Green-Gatorade-Gottle commented 2 years ago

That is what I had in mind.

Indicating the element's period and group (row and column) on both sides of the card sounds like a good idea to me.

As for your last bit, I think it's okay not to reveal all the symbols for the reasons you said (too heavy and unreadable). But I also don't see this becoming a huge problem. Anki is made for memorizing and as long as you're getting feedback on whether you were, right, wrong or close, I think you still learn plenty from the card. I wouldn't worry about this problem too much—ultimately, we are limited to what we can do.

One question, is the square shape of the cards something that must stay? A longer card could help solve the problem of readability somewhat (not to show all elements, but to add periods and groups). The small screen problem is only a problem with smartphones, and most of them are 16:9 aspect ratio, and most people hold their phone in this orientation, so why not make the card in this shape?

e.i. image

remiberthoz commented 2 years ago

Thanks for your feedback.

That card style would work, there is no reason to make square cards (I don't know why I made them square in the first place). Where would we then place the group and period information? Maybe cleanly indicated near the element's name, or as row and column headers for the table like so:

![Screenshot from 2022-08-03 22-36-10](https://user-images.githubusercontent.com/1943662/182706848-3c11647c-6513-4a46-941b-3bff23fb5106.png)
Green-Gatorade-Gottle commented 2 years ago

Yeah, I like having the numbers like in your example. I do wonder if there is a better font for small screens (actual question, the one you have might very well be the best already).

Similar to the shape discussion above: have you considered removing margins to allow more space? I do like the idea of the card having a fixed ratio in size so that the text doesn't stretch for widescreen monitors, etc.... but if there was a way to remove the margins you could get more screen space (or reduce margins).

Also, I think that creating more contrast between background and text could also aid in readability. Vox, for example, uses pure white (#FFFFFF) with font on Dark Grey (#4B4D4C).

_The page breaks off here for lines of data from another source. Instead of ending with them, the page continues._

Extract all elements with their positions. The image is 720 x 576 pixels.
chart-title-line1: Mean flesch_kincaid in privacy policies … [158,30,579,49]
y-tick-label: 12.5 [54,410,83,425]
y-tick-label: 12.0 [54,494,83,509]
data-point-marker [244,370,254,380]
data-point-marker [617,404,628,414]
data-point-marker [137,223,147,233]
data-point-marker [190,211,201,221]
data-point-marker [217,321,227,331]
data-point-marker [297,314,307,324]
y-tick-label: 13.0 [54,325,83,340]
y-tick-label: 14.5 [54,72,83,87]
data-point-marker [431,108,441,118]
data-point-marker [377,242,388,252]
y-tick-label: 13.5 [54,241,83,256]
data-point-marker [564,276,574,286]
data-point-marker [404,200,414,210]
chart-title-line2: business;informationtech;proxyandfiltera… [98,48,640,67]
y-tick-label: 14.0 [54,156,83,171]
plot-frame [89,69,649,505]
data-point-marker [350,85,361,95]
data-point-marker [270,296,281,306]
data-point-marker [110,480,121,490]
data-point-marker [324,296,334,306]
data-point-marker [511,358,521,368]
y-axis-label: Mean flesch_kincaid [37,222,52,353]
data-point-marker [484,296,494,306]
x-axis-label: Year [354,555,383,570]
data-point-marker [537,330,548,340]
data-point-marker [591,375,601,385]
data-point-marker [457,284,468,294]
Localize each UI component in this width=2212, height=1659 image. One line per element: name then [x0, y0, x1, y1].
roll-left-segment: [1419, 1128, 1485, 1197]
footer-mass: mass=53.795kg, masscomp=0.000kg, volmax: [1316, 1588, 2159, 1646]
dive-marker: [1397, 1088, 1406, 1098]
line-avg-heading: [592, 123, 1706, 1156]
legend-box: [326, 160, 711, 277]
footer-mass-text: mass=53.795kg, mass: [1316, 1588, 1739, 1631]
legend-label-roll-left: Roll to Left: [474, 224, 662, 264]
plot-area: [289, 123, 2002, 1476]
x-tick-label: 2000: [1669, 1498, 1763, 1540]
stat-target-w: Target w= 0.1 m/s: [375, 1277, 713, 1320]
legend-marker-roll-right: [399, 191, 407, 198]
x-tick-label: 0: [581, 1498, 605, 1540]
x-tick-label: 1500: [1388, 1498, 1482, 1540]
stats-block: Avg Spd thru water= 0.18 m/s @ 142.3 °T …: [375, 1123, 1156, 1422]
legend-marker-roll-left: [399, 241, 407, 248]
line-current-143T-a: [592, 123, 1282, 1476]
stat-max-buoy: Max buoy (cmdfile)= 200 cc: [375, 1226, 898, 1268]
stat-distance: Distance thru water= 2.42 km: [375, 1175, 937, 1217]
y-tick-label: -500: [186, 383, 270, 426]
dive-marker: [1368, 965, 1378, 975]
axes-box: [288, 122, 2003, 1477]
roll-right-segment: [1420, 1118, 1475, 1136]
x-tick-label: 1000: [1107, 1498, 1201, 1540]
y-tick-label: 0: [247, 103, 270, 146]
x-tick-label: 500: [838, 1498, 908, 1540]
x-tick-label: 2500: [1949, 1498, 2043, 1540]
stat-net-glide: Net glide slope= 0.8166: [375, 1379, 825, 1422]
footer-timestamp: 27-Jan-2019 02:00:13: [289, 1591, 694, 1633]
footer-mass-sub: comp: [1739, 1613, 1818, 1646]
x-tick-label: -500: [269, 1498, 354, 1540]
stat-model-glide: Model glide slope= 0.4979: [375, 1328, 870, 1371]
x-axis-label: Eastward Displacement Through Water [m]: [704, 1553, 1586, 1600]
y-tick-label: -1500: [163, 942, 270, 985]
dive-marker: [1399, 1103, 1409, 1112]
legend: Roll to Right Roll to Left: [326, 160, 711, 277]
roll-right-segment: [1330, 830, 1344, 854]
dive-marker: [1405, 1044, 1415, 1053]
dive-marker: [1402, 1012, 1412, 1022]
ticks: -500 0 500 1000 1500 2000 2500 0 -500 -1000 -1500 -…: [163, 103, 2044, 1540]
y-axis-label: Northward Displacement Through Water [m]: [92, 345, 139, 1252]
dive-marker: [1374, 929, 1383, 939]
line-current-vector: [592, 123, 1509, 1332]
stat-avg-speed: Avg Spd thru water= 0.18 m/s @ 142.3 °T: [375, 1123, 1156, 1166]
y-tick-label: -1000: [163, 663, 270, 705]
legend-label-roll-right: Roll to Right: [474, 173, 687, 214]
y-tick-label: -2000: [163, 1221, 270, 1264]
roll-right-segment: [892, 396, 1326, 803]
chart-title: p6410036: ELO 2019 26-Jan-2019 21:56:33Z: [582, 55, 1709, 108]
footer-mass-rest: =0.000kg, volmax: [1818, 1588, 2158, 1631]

NYTimes also uses white with a really dark (but not black) grey. My point is: while I like the off-black setup, and I do believe it helps with eyestrain; the cards might benefit from added contrast by making the background on the bottom portion full white.

remiberthoz commented 2 years ago

Yes, the original design for the deck was based on Google's Material Design (https://material.io/design), which as evolved as well.

remiberthoz commented 2 years ago

have you considered removing margins to allow more space?

Yes, sadly I have no clue of how to make this work for all devices. Computers (full screen or windowed), tablets, smartphone, ... I have only basic knowledge of CSS/HTML and I do not know how Anki implements the web views.

There is a great CSS/HTML periodic table here: https://codepen.io/nemophrost/pen/nZZydJ, under MIT License meaning we could use it. I tried tinkering but I always end up with strange results if I do not impose a fixed-size card.

remiberthoz commented 2 years ago

I pushed commit 82241c4 a moment ago, implementing the style displayed four comments above. I haven't updated the layout as suggested by @Green-Gatorade-Gottle five comments above, but I think it would be cool.

Since we addressed the original intent of this issue, I'm going to close it. When I upload the changes to Ankiweb, I will also open a new issue here on Github regarding a pending redesign of the deck.

If you want to add, comment, or raise a new issue regarding the Position cards, feel free to re-open this issue or create a new one.